Due giorni di mobilitazione per la giustizia climatica a Milano
Dall’occupazione della sede di Enel in via Carducci al grande corteo studentesco di ieri mattina, il movimento ecologista nato attorno ai Fridays For Future si sta mostrando capace di andare avanti senza rinunciare alla radicalità
Dall’occupazione della sede di Enel in via Carducci al grande corteo studentesco di ieri mattina, il movimento ecologista nato attorno ai Fridays For Future si sta mostrando capace di andare avanti senza rinunciare alla radicalità.
Ieri a Milano circa 30 mila studenti sono scesi in piazza per unirsi al secondo grande sciopero globale per il clima, che ha portato a manifestare centinaia di migliaia di persone in tutto il mondo. In Italia si sono svolti cortei molto partecipati in circa 130 città.
A Milano, però, l’attenzione sulla lotta ai cambiamenti climatici era stata già portata, tra mercoledì e giovedì, dall’occupazione della sede Enel di via Carducci: alle cinque di mercoledì pomeriggio, circa trenta ragazzi e ragazze hanno occupato la hall con maschere e striscioni, restando a dormire e lasciando lo stabile verso le 9.30 del mattino seguente. L’azione, organizzata dagli attivisti del Csoa Lambretta, di Lume, di Casc Lambrate, del Collettivo Zam, di Rete degli Studenti e Milano InMovimento, ha visto la presenza di liceali, universitari e lavoratori di varie età.

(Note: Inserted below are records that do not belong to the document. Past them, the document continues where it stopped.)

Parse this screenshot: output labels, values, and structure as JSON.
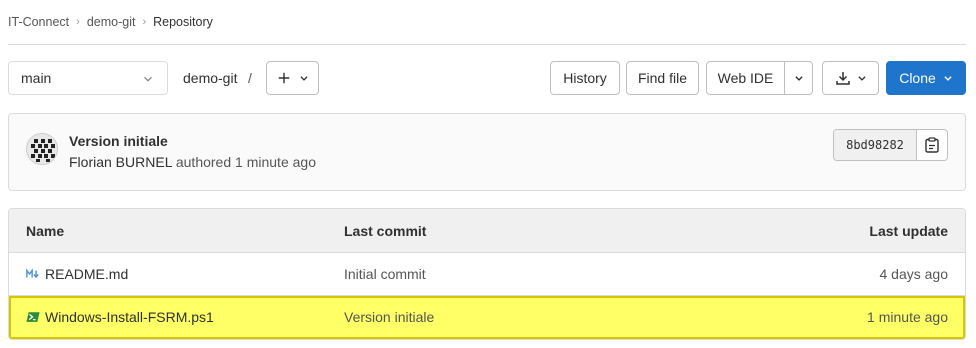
{
  "breadcrumb": {
    "items": [
      "IT-Connect",
      "demo-git",
      "Repository"
    ]
  },
  "toolbar": {
    "branch": "main",
    "path": "demo-git",
    "path_sep": "/",
    "history_label": "History",
    "find_file_label": "Find file",
    "web_ide_label": "Web IDE",
    "clone_label": "Clone",
    "accent_color": "#1f75cb"
  },
  "commit": {
    "title": "Version initiale",
    "author": "Florian BURNEL",
    "action": "authored",
    "time": "1 minute ago",
    "sha": "8bd98282"
  },
  "table": {
    "headers": [
      "Name",
      "Last commit",
      "Last update"
    ],
    "rows": [
      {
        "icon": "markdown-icon",
        "name": "README.md",
        "commit": "Initial commit",
        "date": "4 days ago",
        "highlighted": false
      },
      {
        "icon": "powershell-icon",
        "name": "Windows-Install-FSRM.ps1",
        "commit": "Version initiale",
        "date": "1 minute ago",
        "highlighted": true
      }
    ],
    "highlight_color": "#ffff66"
  }
}
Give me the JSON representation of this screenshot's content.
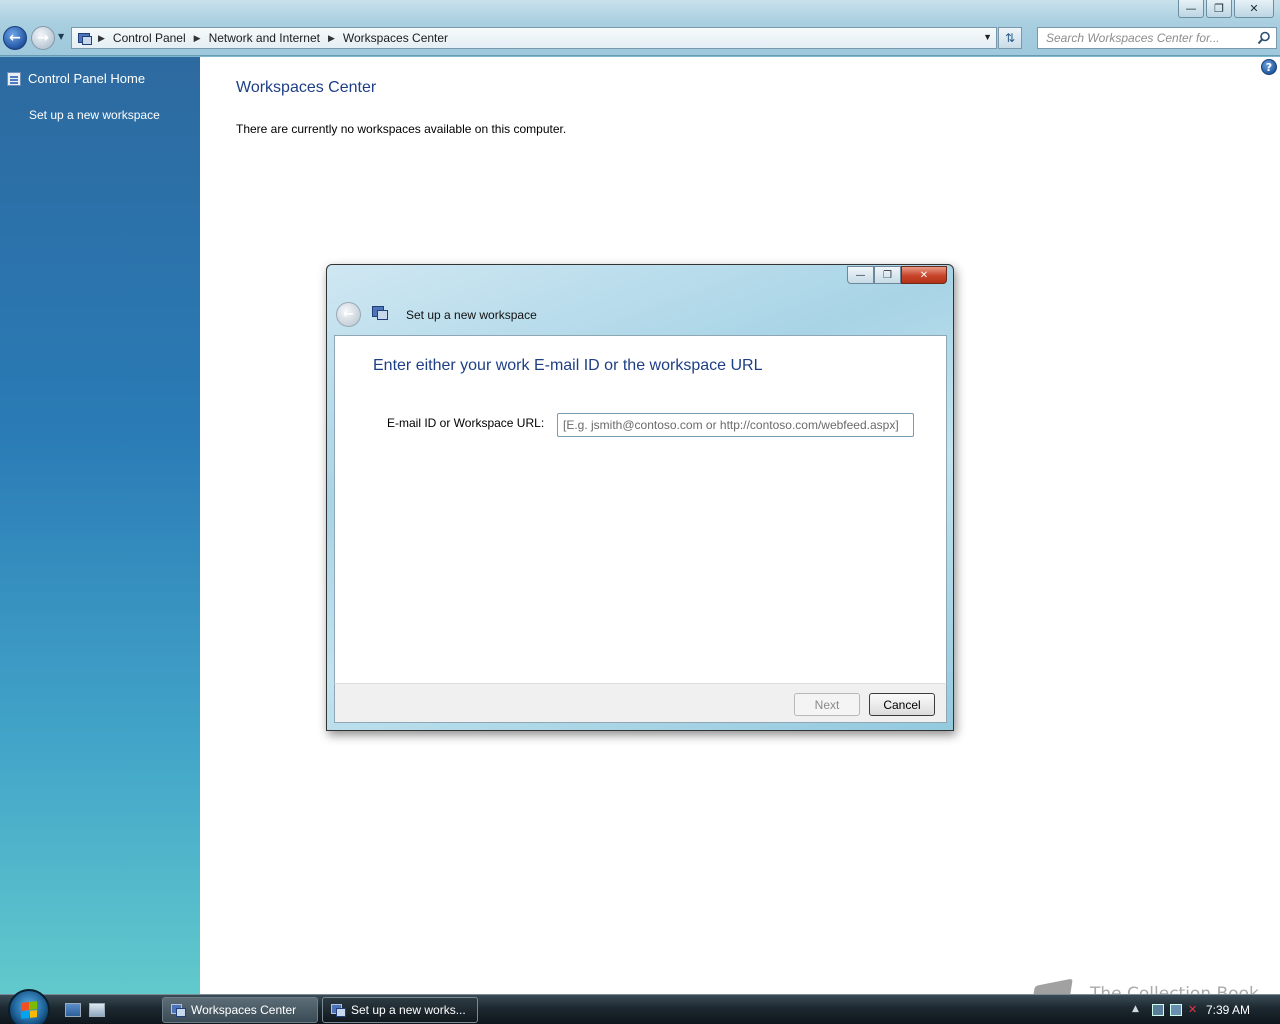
{
  "window": {
    "controls": {
      "minimize": "—",
      "maximize": "❐",
      "close": "✕"
    }
  },
  "toolbar": {
    "back_icon": "back-arrow-icon",
    "forward_icon": "forward-arrow-icon",
    "breadcrumbs": [
      "Control Panel",
      "Network and Internet",
      "Workspaces Center"
    ],
    "search_placeholder": "Search Workspaces Center for..."
  },
  "sidebar": {
    "home_label": "Control Panel Home",
    "tasks": [
      {
        "label": "Set up a new workspace"
      }
    ]
  },
  "main": {
    "title": "Workspaces Center",
    "message": "There are currently no workspaces available on this computer.",
    "help_glyph": "?"
  },
  "dialog": {
    "title": "Set up a new workspace",
    "heading": "Enter either your work E-mail ID or the workspace URL",
    "field_label": "E-mail ID or Workspace URL:",
    "field_placeholder": "[E.g. jsmith@contoso.com or http://contoso.com/webfeed.aspx]",
    "field_value": "",
    "next_label": "Next",
    "next_enabled": false,
    "cancel_label": "Cancel"
  },
  "taskbar": {
    "buttons": [
      {
        "label": "Workspaces Center",
        "active": false
      },
      {
        "label": "Set up a new works...",
        "active": true
      }
    ],
    "clock": "7:39 AM"
  },
  "watermark": {
    "text": "The Collection Book"
  },
  "colors": {
    "accent_title": "#1e3f86",
    "sidebar_top": "#2d6aa0",
    "sidebar_bottom": "#62c9cc",
    "close_red": "#c7442a"
  }
}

“Questa azione — ci racconta Guglielmo “Gulli” di ZAM — si inserisce in una serie di iniziative collegate allo sciopero globale per la giustizia climatica. Un movimento ecologista che vuole avere una qualche rilevanza deve necessariamente prendere contatto con la realtà e uno dei modi per farlo è capire che le cinque milioni di tonnellate di carbone bruciate ogni anno dall’impianto Torrevaldaliga Nord, a Civitavecchia non sono più sostenibili, se mai lo fossero state. Nonostante la facciata di azienda all’avanguardia e progetti come Energia e Ambiente, mirati a formare gli studenti sul tema dell’energia e del rispetto del pianeta, non hanno voluto aprire ai giornalisti l’eventuale incontro che ci avrebbero concesso. Non potevano sgomberarci e hanno deciso di ignorarci.”
“In sedici ore che siamo stati là dentro — continua Guglielmo — abbiamo chiesto a Enel di darci una data di chiusura di tutte le centrali gas a carbone e quale sarà la strategia aziendale per la riconversione dei dipendenti che ad oggi lavorano in settori incompatibili con la riconversione ecologica.”
L’occupazione ricorda le pratiche più radicali portate all’interno del movimento ecologista globale soprattutto dal movimento Extinction Rebellion, che si è fatto conoscere in tutto il mondo a fine aprile grazie a una serie di azioni coordinate che hanno paralizzato il traffico in molti snodi centrali di Londra, con un numero record di persone arrestate. Un cambio di passo per affiancare ai tradizionali cortei del venerdì azioni più eclatanti dal punto di vista mediatico e portare la mobilitazione globale per la giustizia climatica su un nuovo livello.
I 30mila studenti che hanno preso parte al corteo di ieri — non una folla oceanica come quella del 15 marzo, ma bisogna considerare che siamo in periodo di esami e verifiche — confermano la tenuta di un movimento che, pur animato da persone giovanissime, ha già raggiunto un alto grado di maturità e consapevolezza.
“La partecipazione a mobilitazioni del genere e alle future è cruciale in momenti di grande cambiamento come questo. Un cambiamento ambientale ci sarà, è inevitabile, e serve un cambio di sistema. Chi ha di meno dovrà avere di più. Ciò che vivremo nel 2050, alcuni paesi del Sud del mondo lo vivono già ora. La giustizia climatica non esiste senza giustizia sociale. Il capitalismo estrattivo e le attuali strutture sono sempre meno sostenibile anche da un punto di vista ambientale,” ci dice Mattia Rigodanza, membro della Rete della Conoscenza.
“Si nota come la sensibilità su questo tema, venga soprattutto dai giovani,” continua Mattia. “È indubbio che la responsabilità delle politiche ambientali sia di persone di mezza età, ma è rincuorante vedere una partecipazione trasversale diretta, in corteo, e indiretta, per esempio dai professori che non hanno programmato verifiche o interrogazioni per la giornata di ieri. Come Rete vediamo in università ingerenze di multinazionali ben poco sensibili alle tematiche ambientali, per esempio nelle convenzioni per gli stage nella facoltà di agraria si legge il nome di Monsanto. In molti CdA universitari figura Eni. Il capitalismo green non esiste, il green washing e la green economy vengono usate per inserirsi e continuare sulla stessa strada. Parlando dell’azione alla sede Enel, si tratta di un’azione autonoma (alcune delle realtà partecipano anche a FFF, ndr) che approvo personalmente, perché è giusto e funzionale identificare dei nemici concreti. Tramite azioni simili si deve far capire quali siano le mosse da fare, ovvero abbandonare da subito tutti i combustibili fossili e operare una svolta radicale verso una sostenibilità ambientale.”